Bosnia and Herzegovina- BiH, an upper-middle income country with low HIV prevalence rates in both the general and high-risk populations, estimated at around <0.1% and <0.5% respectively, became ineligible for Global Fund support after September 2016. In the country, possession of drugs and organization of provision of sex services are criminalized.
Same-sex relations are not criminalized but same sex marriage is nonetheless, not allowed. Stigma and discrimination against key affected populations-KAPs (Men Having Sex with Men, Sex Workers and Injection Drug Users) and Persons Living with HIV (PLHIV) are high, even among health care workers.
As a result of the Global Fund’s withdrawal from BiH, KAPs and PLHIV will be most affected. All other marginalized groups (such are Roma people, migrants and prisoners)have also lote the support and activities which were provided with the Fund's funding.
During the years of Fund support, about 60-70% of the HIV response was funded from domestic sources geared mainly towards treatment and care. Preventive services i.e. harm reduction, mobile testing of KAPs, etc. were totally funded by the Fund. Elements of HIV prevention and control previously covered by the Fund are key challenges in this post-Fund period.
The challenges on the ground
In the wake of the Fund’s withdrawal, three main challenges have emerged:
First, there are procurement challenges related to the fragmentation of the health system of the country and its inability to enter the free market via one national mechanism. Indeed, in BiH, there is no national health budget, but several budgets at entity levels and in BiH at cantonal level corresponding to the national administration structure.
Today, 20 voluntary confidential counselling and testing (VCCT) centers operate within public health institutions. Antiretroviral Therapy (ART) is available to all persons in need and treatment is carried out at the infectious disease clinics in Banja Luka, Sarajevo and Tuzla. However, ART resistance test is not available for patients because of lack of equipment and education. Second, there are delivery challenges partly related to the inexistence of laws for social contracting; consequently, civil society organizations-CSOs can receive grants from the ministries but cannot be contracted by the health care funds to provide services. Thus, most services implemented by CSOs previously funded by the Global Fund will lack continuous funding.

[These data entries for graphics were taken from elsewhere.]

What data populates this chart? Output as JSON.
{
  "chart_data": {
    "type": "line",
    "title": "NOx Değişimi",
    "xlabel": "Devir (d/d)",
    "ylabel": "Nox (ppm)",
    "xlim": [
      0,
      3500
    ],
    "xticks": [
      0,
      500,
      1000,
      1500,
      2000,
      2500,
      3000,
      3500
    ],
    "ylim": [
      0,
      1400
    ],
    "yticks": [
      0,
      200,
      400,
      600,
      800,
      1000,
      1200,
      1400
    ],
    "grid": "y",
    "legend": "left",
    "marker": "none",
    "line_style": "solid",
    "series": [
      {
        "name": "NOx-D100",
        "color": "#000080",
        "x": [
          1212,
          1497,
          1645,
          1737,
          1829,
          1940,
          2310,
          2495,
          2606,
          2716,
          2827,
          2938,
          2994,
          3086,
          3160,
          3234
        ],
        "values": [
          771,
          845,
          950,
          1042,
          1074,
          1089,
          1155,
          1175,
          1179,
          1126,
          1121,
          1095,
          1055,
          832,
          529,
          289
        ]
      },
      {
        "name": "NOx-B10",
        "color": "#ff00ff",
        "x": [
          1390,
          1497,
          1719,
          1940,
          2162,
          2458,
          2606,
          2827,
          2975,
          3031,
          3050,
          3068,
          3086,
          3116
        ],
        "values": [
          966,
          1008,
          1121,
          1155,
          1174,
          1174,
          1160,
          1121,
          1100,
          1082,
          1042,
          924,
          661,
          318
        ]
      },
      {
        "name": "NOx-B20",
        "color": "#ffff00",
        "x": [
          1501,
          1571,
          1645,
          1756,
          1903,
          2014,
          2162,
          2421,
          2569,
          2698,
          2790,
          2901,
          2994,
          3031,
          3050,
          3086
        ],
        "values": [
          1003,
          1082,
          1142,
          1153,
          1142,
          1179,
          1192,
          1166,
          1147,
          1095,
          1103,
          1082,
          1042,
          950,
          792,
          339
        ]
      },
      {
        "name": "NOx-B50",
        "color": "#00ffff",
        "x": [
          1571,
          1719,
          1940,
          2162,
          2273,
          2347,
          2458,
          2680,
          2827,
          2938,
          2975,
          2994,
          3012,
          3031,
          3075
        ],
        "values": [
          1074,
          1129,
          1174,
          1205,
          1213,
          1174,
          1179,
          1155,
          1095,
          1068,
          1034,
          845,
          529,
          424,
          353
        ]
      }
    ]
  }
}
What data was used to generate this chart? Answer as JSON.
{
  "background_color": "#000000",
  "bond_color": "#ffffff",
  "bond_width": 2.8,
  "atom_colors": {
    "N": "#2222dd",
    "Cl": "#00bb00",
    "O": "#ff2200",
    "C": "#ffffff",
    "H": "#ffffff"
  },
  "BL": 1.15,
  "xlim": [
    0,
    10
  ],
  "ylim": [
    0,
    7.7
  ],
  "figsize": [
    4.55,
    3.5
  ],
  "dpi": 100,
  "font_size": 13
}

For instance, almost all prevention, promotional and educational activities implemented by CSOs will lack funding as well as the mobile VCCT centers and attached services. This lack of funding will also result in lack of activities related to stigma and discrimination fighting; lack of advocacy, promotion of PLHIV and KAP rights; and lack of social support to PLHIV. Also, some programs implemented by public institutions such as continuous Professional Development of the health care workers designed to address issues of stigma and discrimination will lack funding.
The third challenge is that of data collection and surveillance, because there is no systematic methodology and quality of data is often inconsistent. The presence of the Global Fund provided a framework and guideline for data collection and surveillance.
It appears then, that Bosnia and Herzegovina is not prepared for the withdrawal of the Fund.
The country needs both funding and time to help ensure that an HIV responsible transition planning process is in place. For instance, an additional period will afford the time needed to create a social contracting mechanism for the provision of preventive health, social, and educational services. These services will be offered by CSOs and be costed and budgeted by the national government.
Also, it might be important that the Global Fund help increase awareness of other international donors and organizations to the challenges faced by this country and others in similar situations and help mobilize support. This suggestion is particularly relevant for the European Union since the BiH is one of EU neighborhood countries. The European Union may be able to use its political leverage and its funding to help the BiH address also other political challenges that prevent the country from adequately responding to HIV and AIDS. Other international donors can also play a significant role in creating safety net for the key affected populations.